J’ai lu pour la première fois Mythologies dans une édition parue en 1963, que j’ai gardée. L’exemplaire sur la photo est probablement l’édition originale, imprimée en mars 1957. Je l’ai acheté pour quelques francs aux puces de Plainpalais à Genève, le 10 juillet 1999. À côté de moi, Jean Starobinski consultait aussi les livres d’occasion.

Mythologies se termine ainsi :

Il semblerait que nous soyons condamnés pour un certain temps à parler toujours excessivement du réel. C’est que sans doute l’idéologisme et son contraire sont des conduites encore magiques, terrorisées, aveuglées et fascinées par la déchirure du monde social. Et pourtant c’est cela que nous devons chercher : une réconciliation du réel et des hommes, de la description et de l’explication, de l’objet et du savoir.
Septembre 1956

Julia Kristeva, extrait d’un article du Monde, « Autour des Mythologies de Roland Barthes », 12 octobre 2010 :

Jugement ? Révolte ? Nausée ? Non. La vigilance de l’ironie, plutôt : version élucidée du goût. Et cette délicate étrangeté aux conventions sociales, où se tient le style (« dimension verticale et solitaire de la pensée ») devenu une écriture (« acte de solidarité historique »).
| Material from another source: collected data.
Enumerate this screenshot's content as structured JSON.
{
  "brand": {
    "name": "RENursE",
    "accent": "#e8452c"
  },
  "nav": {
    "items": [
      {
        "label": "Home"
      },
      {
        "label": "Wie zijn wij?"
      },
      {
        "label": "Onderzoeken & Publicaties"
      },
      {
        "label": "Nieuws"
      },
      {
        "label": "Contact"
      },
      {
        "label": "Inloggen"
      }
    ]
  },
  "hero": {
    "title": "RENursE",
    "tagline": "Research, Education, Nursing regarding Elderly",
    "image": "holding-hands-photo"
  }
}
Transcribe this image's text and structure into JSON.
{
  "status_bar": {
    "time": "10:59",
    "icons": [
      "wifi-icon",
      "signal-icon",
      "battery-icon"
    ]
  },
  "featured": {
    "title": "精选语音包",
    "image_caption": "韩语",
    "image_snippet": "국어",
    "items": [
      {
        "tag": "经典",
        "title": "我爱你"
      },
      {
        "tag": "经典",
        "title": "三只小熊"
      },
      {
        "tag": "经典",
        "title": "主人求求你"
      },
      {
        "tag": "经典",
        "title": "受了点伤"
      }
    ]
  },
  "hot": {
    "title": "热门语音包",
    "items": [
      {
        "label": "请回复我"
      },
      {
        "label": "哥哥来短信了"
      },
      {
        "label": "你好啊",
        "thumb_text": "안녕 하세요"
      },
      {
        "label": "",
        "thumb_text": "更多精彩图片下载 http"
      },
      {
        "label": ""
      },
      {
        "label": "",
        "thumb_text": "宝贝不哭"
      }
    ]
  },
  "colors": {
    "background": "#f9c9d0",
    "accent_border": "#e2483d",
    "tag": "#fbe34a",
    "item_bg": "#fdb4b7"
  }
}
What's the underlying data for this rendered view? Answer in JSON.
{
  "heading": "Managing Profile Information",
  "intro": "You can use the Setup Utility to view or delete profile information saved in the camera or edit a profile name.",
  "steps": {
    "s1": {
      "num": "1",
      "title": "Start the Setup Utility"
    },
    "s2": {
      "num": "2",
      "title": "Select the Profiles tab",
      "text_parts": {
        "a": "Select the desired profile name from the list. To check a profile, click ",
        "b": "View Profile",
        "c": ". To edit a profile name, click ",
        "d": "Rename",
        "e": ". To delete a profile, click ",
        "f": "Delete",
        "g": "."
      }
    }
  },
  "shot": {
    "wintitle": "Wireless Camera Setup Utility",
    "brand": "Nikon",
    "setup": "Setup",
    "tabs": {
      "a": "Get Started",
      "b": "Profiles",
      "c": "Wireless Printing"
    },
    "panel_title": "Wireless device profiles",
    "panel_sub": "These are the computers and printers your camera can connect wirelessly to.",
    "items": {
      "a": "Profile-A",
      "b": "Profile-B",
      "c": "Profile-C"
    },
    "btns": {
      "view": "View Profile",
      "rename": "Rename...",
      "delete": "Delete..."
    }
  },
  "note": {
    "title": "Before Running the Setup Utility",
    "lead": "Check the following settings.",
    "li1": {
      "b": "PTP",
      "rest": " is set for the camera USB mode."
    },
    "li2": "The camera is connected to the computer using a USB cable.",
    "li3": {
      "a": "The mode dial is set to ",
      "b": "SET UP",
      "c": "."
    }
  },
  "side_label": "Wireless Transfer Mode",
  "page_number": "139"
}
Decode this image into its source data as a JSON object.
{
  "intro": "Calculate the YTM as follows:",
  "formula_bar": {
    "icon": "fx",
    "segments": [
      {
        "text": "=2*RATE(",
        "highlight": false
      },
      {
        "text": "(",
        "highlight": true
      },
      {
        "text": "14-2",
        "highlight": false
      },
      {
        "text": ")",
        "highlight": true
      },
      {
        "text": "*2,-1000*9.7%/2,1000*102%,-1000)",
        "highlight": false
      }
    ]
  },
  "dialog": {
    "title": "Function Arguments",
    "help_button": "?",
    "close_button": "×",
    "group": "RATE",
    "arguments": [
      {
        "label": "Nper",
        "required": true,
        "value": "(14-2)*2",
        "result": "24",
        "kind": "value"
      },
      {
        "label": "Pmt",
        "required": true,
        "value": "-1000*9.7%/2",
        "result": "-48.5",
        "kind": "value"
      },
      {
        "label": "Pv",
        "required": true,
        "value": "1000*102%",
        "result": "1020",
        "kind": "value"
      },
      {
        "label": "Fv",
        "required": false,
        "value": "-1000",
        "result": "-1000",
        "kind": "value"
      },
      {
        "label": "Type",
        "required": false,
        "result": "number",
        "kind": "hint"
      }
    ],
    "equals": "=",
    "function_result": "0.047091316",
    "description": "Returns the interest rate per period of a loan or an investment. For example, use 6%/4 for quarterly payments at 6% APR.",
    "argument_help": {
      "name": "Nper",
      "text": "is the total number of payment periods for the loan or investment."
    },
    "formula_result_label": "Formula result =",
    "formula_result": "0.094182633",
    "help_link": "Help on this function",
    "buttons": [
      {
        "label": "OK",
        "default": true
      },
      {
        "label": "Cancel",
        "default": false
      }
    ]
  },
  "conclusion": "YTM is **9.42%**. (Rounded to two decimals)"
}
Une voix qui révèle, sous le futur sémiologue, le romancier freiné et le tragédien pudique […]. Aucune « déclinologie » pourtant dans ces démystifications. Quand il déplie les significations figées en mythe et déstabilise tout « arrêt sur image » par une cascade d’interprétations où le sens côtoie le non-sens, c’est la « profondeur du langage » que Barthes cherche, réhabilite et savoure avec un bonheur contagieux. Il n’y aurait pas d’autre solution à la menace des croyances absolues, des idéologies totalitaires, du nihilisme ? Tel est le sens de son a-théisme : face aux mythes opaques des uns et à la perte du sens des autres, « la question posée au langage par le langage » peut retourner « la carence du signe en signe ».